The effectiveness of corticosteroids in calming irritable bowel disorder (IBD) flares is a double-edged sword. Patients who experience relief may believe they are free from flares and eschew longer-term therapy, raising their risk of hospitalization, ED visits and surgeries, says Sara Horst, M.D., a gastroenterologist at Vanderbilt University Medical Center.
Horst is working to identify strategies to improve patient adherence to prescribed therapies and optimize outcomes. Her recent research identifies the risks and other factors most associated with nonadherence. Horst is also testing how health coaching may help patients and providers partner in chronic disease management.
“The biggest thing I have learned in health coaching is how to more readily earn the patient’s trust, to better help them understand I have their best long-term interest at heart,” Horst said. “I have to establish a strong enough trust relationship in 20 minutes for the patient to change their routine and commit to long-term medication, often an injection or infusion. That is a challenge that can’t be met if I walk in, diagnose them, ask if they have questions, and hand them a script on the way out.”
“I have to establish a strong enough trust relationship in 20 minutes for the patient to change their routine and commit to a long-term medication.”
Barriers to Adherence
The good news for IBD patients is that long-term therapies are coming online at a rapid pace, including vedolizumab, a monoclonal anti-integrin antibody; ustekinumab, an anti-interleukin 12/23 agent; and the first small molecule, tofacitinib, a JAK inhibitor. “Data show a decline in the surgical rates in patients with both Crohn’s and ulcerative colitis, which may be in part due to newer medication and care strategies,” Horst said.
However, “all these options can be confusing for our patients,” Horst added, “and this confusion sometimes plays into less-than-ideal medication adherence.” When Horst and her colleagues studied 393 patients with Crohn’s disease and 67 with ulcerative colitis, only 69 percent overall were adherent to self-injectable biologic medication.
Nonadherence can have serious consequences. The risk of disease flare is significantly enhanced when the patient’s medication possession ratio (MPR, the rate at which the medication is refilled) is below 0.86. Hospitalization rates and corticosteroid use can increase dramatically.
Horst found that among patients who are nonadherent (MPR <0.86), the strongest distinguishing factors were current smoking, noncommercial insurance status, psychiatric history and current narcotic use. Multiple risk factors further increased the odds of nonadherence.
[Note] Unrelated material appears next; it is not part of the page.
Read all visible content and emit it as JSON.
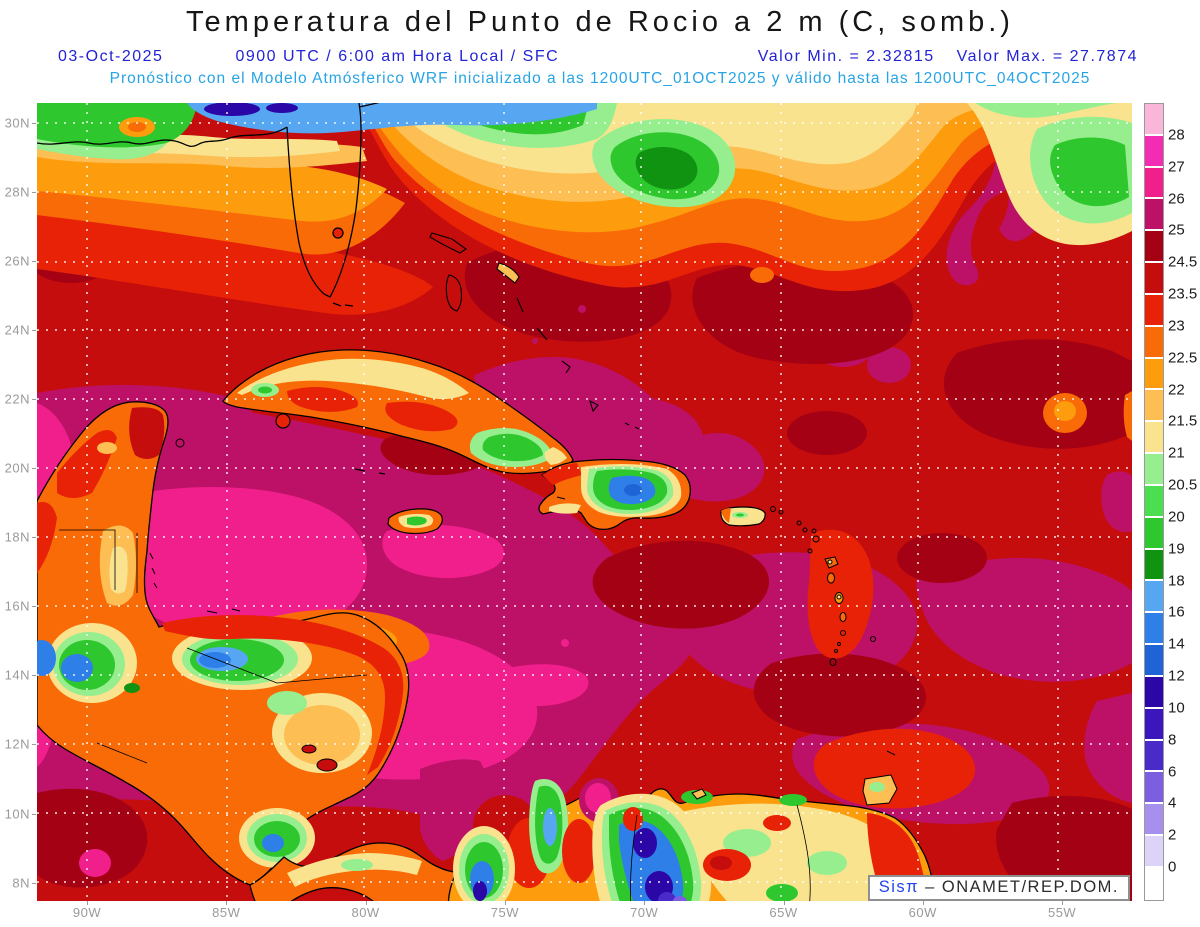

Seventy-two percent of patients who had zero or one risk factor were adherent versus only 42 percent of those with all four risk factors.
Building a Partnership
After enrolling in a six-month health coaching course developed by Ruth Wolever, Ph.D., director of Vanderbilt Health Coaching, Horst began integrating health coaching into her own practice. She believes it can be a powerful tool for encouraging IBD patients to adhere to therapy and adopt healthy lifestyle changes.
Studies have shown that health coaches can help patients lower risk for cardiovascular disease, diabetes, and stroke, allow for improved weight loss, and help in medication adherence. “This is a new and innovative way to help patients make longstanding life changes,” Horst said.
She is currently running a randomized 24-month trial where study participants have up to ten half-hour sessions with a health coach every other week. Patients’ adherence will be measured by two pharmacy fulfillment parameters that predict the use of injectables.
Horst has experienced the impact of health coaching already in her interactions with current IBD patients. She is more deliberate today in how she connects personally and validates each patient’s experience with IBD. “They need to know I empathize with their disease experience,” she said. She is also integrating more discussion with patients about therapy options, including the available medications and their likelihood of adherence.
“We have to address their fears and reluctance and find what works for them,” Horst said. “Our shared goal is to get them healthy, but they may be focused on an immediate goal of not having to go to the bathroom ten times a day. My goal is also to take care of the person they will be in ten or fifteen years.”
“We have to address their fears and reluctance and find what works for them.”